After I had this first idea, I wasn't fully satisfied. I do think that the idea is something that doesn't really exist: I don't really know of a tool that allows me to query heterogeneous datasets just by pointing to the root folder.

Actually, maybe Apache Spark fits this description? I know too little of it to know for sure, but I do remember that Apache Spark should be able to query heterogeneous data. (And now that I think of it, I think duckdb also tries to achieve this.)

Nonetheless, it was still not really what we wanted.

We expect our users to be able to program just a little. The way the tool will be used is for data-processing purposes, which means that if we exclude GIS tools like QGIS, some form of programming will be necessary.

However, since the users won't have too much programming experience, the tool should be easy. Giving them a full-blown query language might not exactly fit this need.

I had another idea: One very nice thing about Django is that I don't need to handle SQL myself. While knowing SQL is certainly good, it's not what I want to work with when I just quickly want to create a small CRUD backend application. Django completely abstracts that away from me, the user of Django. (Even migrations are abstracted for me, which is extra nice!)

Wouldn't it be nice to have something like that for GIS data?

Currently, if we have this folder full of heterogeneous GIS files, we will need to handle all of them not only separately, but also in regard to their specific format. Thus, if we have a Shapefile, we need to do import shapefile, then shapefile.get_fields(...). For DXF, it's again the same: import dxf, ... (This is just pseudocode, the exact code varies from one programming language / library to another, of course)

All that while what we actually want is something like this:

street = get_street(street_name="My Street Name")
near_trees = single_street.get_near_objects(max_distance=100, object_type=Tree)
city = single_street.get_city()
connected_streets = single_street.get_connected_streets()

I really like this! And I do wonder if something like this is feasible.

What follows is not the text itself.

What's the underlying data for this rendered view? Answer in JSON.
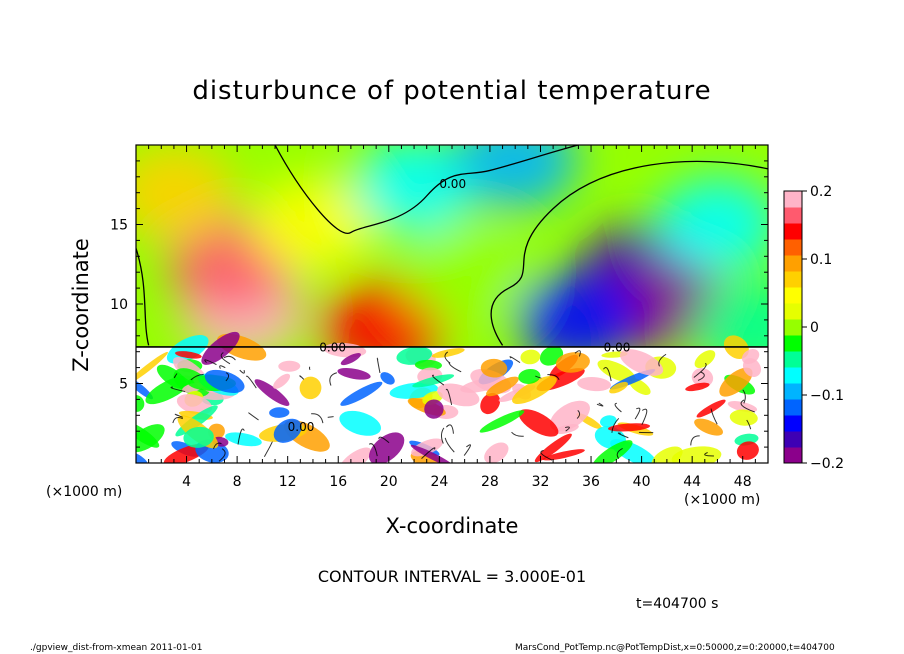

I want to see if it is. What I want to try is: Is it possible to generate code that reads from the files and abstracts these reads into functions or classes that hide, to the user of the code, the exact details, while showing them only relevant semantic access code.

To some extent, this also reminds me of scaffolding, i.e. the process of generating boilerplate code automatically. One widely used tool that does this is openapi-generator, a tool that creates a frontend client to a RESTful backend API, given just the specification of the backend in an OpenAPI specification file.

I think it is possible that something similar can be created for GIS data.